Image: Via Twitter/@StateCaptureCom Former CEO of Glencore Coal Mine Clinton Ephron during his testimony at the state capture commission of inquiry on February 27 2019.

The Gupta family allegedly made three offers to purchase Optimum coal mine from Glencore - before the multinational mining company caved under pressure from Eskom and the department of mineral resources.

Former Glencore chief executive Clinton Ephron, testifying at the state capture inquiry on Wednesday, described three attempts by the Gupta family to buy Optimum mine, which supplies coal to Eskom's Hendrina power station in Mpumalanga.

The offers eventually culminated in a meeting in Zurich, Switzerland, in December 2015. The meeting was allegedly facilitated by then mineral resources minister Mosebenzi Zwane, regarding by many as a key figure in the state capture project.

Ephron said Glencore received a letter from audit company KPMG on July 1 2015 detailing an offer from one of their clients, who at the time wished to remain anonymous. The client was later found to be Gupta-owned company Oakbay.

Oakbay offered Glencore R2bn for the mine.

"We didn’t take it very seriously at that point. It lacked detail and understanding of Optimum. We were far more preoccupied with trying to resolve our issues with Eskom," said Ephron.

At the time, Glencore was locked in a battle with the utility over an addendum to its coal supply agreement, which then Eskom chief executive Brian Molefe refused to renegotiate.   

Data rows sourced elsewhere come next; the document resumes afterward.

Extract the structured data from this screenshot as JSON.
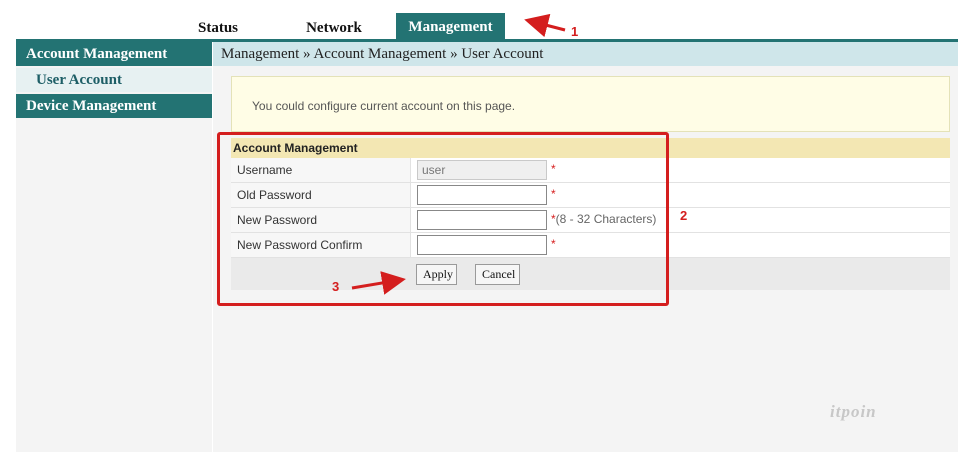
{
  "nav": {
    "tabs": [
      {
        "label": "Status"
      },
      {
        "label": "Network"
      },
      {
        "label": "Management",
        "active": true
      }
    ],
    "accent_color": "#237373"
  },
  "sidebar": {
    "sections": [
      {
        "label": "Account Management"
      },
      {
        "label": "User Account"
      },
      {
        "label": "Device Management"
      }
    ]
  },
  "breadcrumb": "Management » Account Management » User Account",
  "info_text": "You could configure current account on this page.",
  "form": {
    "title": "Account Management",
    "username_label": "Username",
    "username_value": "user",
    "old_password_label": "Old Password",
    "new_password_label": "New Password",
    "new_password_hint": "(8 - 32 Characters)",
    "confirm_label": "New Password Confirm",
    "required_mark": "*",
    "apply_label": "Apply",
    "cancel_label": "Cancel"
  },
  "annotations": {
    "num1": "1",
    "num2": "2",
    "num3": "3",
    "color": "#d41e1e"
  },
  "watermark": "itpoin"
}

About two weeks after the Gupta’s initial offer, Ephron said, Glencore received a letter "out of the blue" from Eskom’s lawyers demanding the payment of backdated penalties of about R2bn - the same amount offered for the purchase of the mine.

"What the letter purported was that all the coal that had been supplied by Optimum from March 2012 to May 2015 had been rejected. In other words, the value of the penalties that were implied by the letter represented the full value of the coal supplied for the period 2012 to 2015," said Ephron.

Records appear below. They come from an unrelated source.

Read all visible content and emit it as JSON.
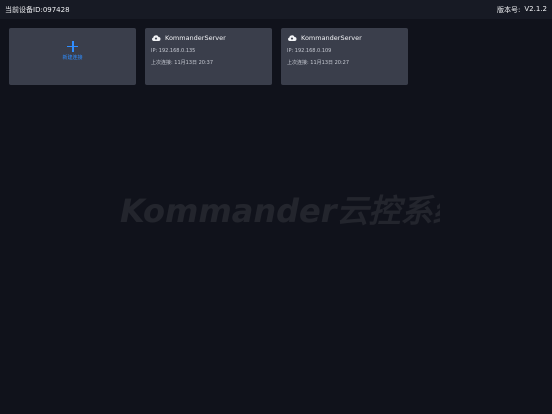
{
  "topbar": {
    "device_label": "当前设备ID:097428",
    "version_label": "版本号:",
    "version_value": "V2.1.2"
  },
  "add_card": {
    "label": "新建连接"
  },
  "servers": [
    {
      "name": "KommanderServer",
      "ip_label": "IP:",
      "ip": "192.168.0.135",
      "last_label": "上次连接:",
      "last": "11月13日 20:37"
    },
    {
      "name": "KommanderServer",
      "ip_label": "IP:",
      "ip": "192.168.0.109",
      "last_label": "上次连接:",
      "last": "11月13日 20:27"
    }
  ],
  "watermark": {
    "text": "Kommander云控系统"
  },
  "colors": {
    "background": "#10121b",
    "card": "#3a3e4b",
    "accent": "#2f8dff"
  },
  "icons": [
    "plus-icon",
    "cloud-icon"
  ]
}
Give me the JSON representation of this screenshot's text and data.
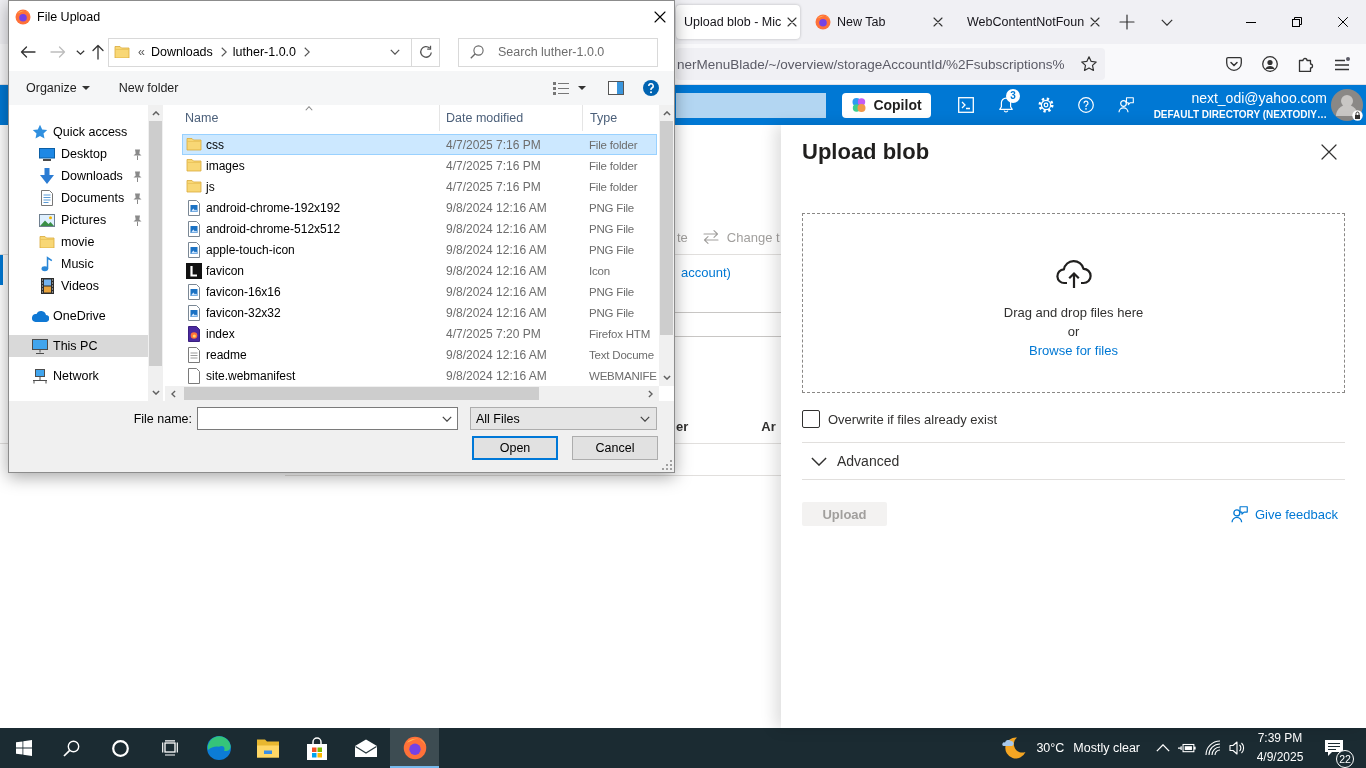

"Essentially, they wanted a refund of all the money they paid to Optimum for the supply of coal in that period."

Eskom then added to the pressure on Optimum by withholding payment for coal, forcing the company into business rescue.

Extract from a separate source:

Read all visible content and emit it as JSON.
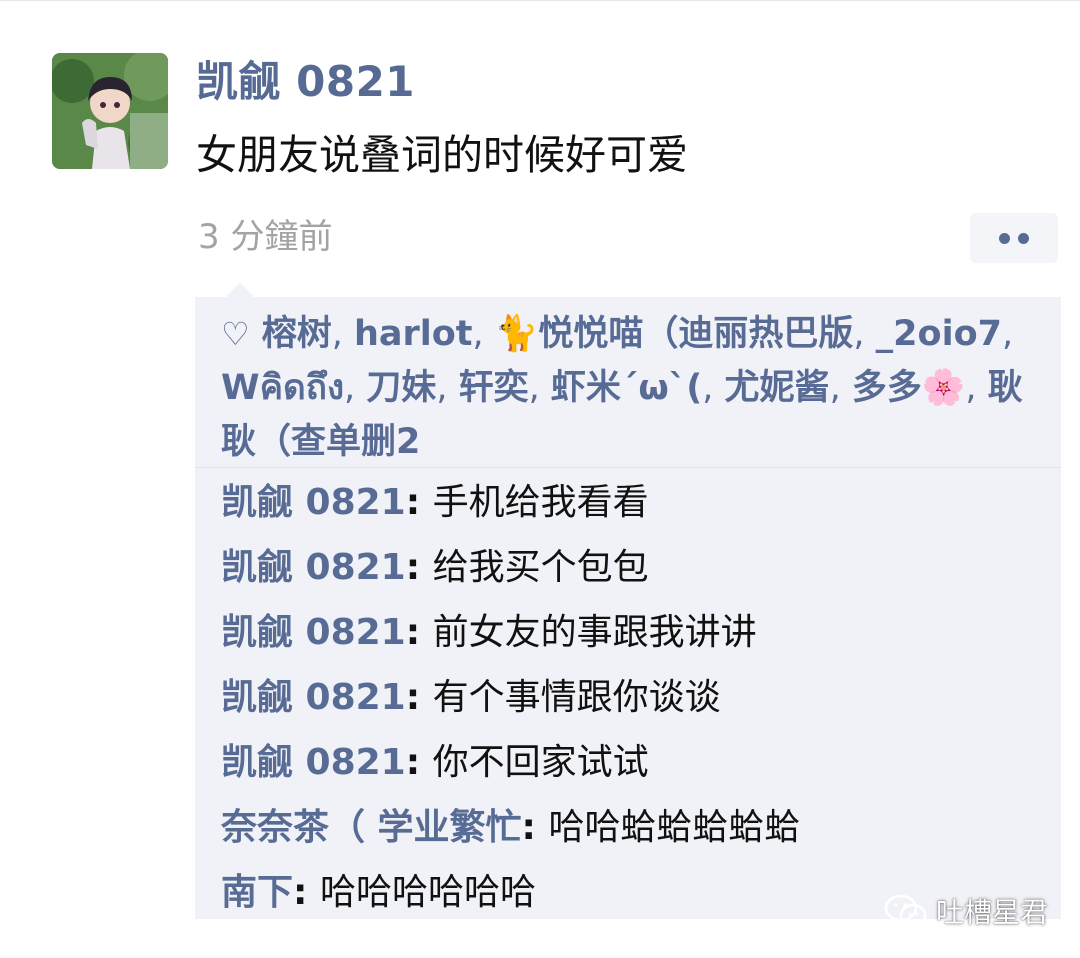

The second offer from Oakbay came shortly afterwards, when the Guptas offered Glencore R1 per share and "certain financial considerations".

The third offer was for R1bn - half the original amount. This time, the Guptas wanted all the assets under Optimum Coal Holdings, which included the lucrative Richards Bay Coal Terminal.

After Glencore turned down the offer, the department of mineral resources, at the time under minister Zwane, issued Section 54 suspension notices on Optimum for contravening safety regulations.

Ephron called the notices "frivolous", explaining that some of the issues the ministry’s inspector found was that an excavator operator did not have a licence, that a mining truck operator was not using a seatbelt, and that four dump trucks were found without first-aid kits.

This resulted in all operations at the mine grinding to a halt.

"On November 29 we held a conference call, an internal Glencore conference call. We decided that we would continue funding the business and take it out of business rescue. The offer we had on the table from Oakbay of R1bn was not acceptable," said Ephron.

Weeks later, Ephron and Glencore CEO Ivan Glasenberg were summoned to a meeting with the Guptas in Zurich. Present at the meeting were Rajesh Gupta, Salim Essa and Zwane.

"The meeting was opened by Zwane who expressed concern that the mine should not enter liquidation. He said the best outcome would be for Glencore and Oakbay to reach a deal," Ephron said.  

Glencore eventually agreed on a sale for R2.15bn, but the Guptas were short of about R600m.

Eskom later agreed to give Tegeta - the mining company under Oakbay which purchased Optimum - R659m as prepayment for coal. Their reason was that Tegeta needed money upfront to meet production requirements. But it is believed that the money may have been used to buy Optimum.

The inquiry will continue on Thursday with testimony from former finance minister Trevor Manuel.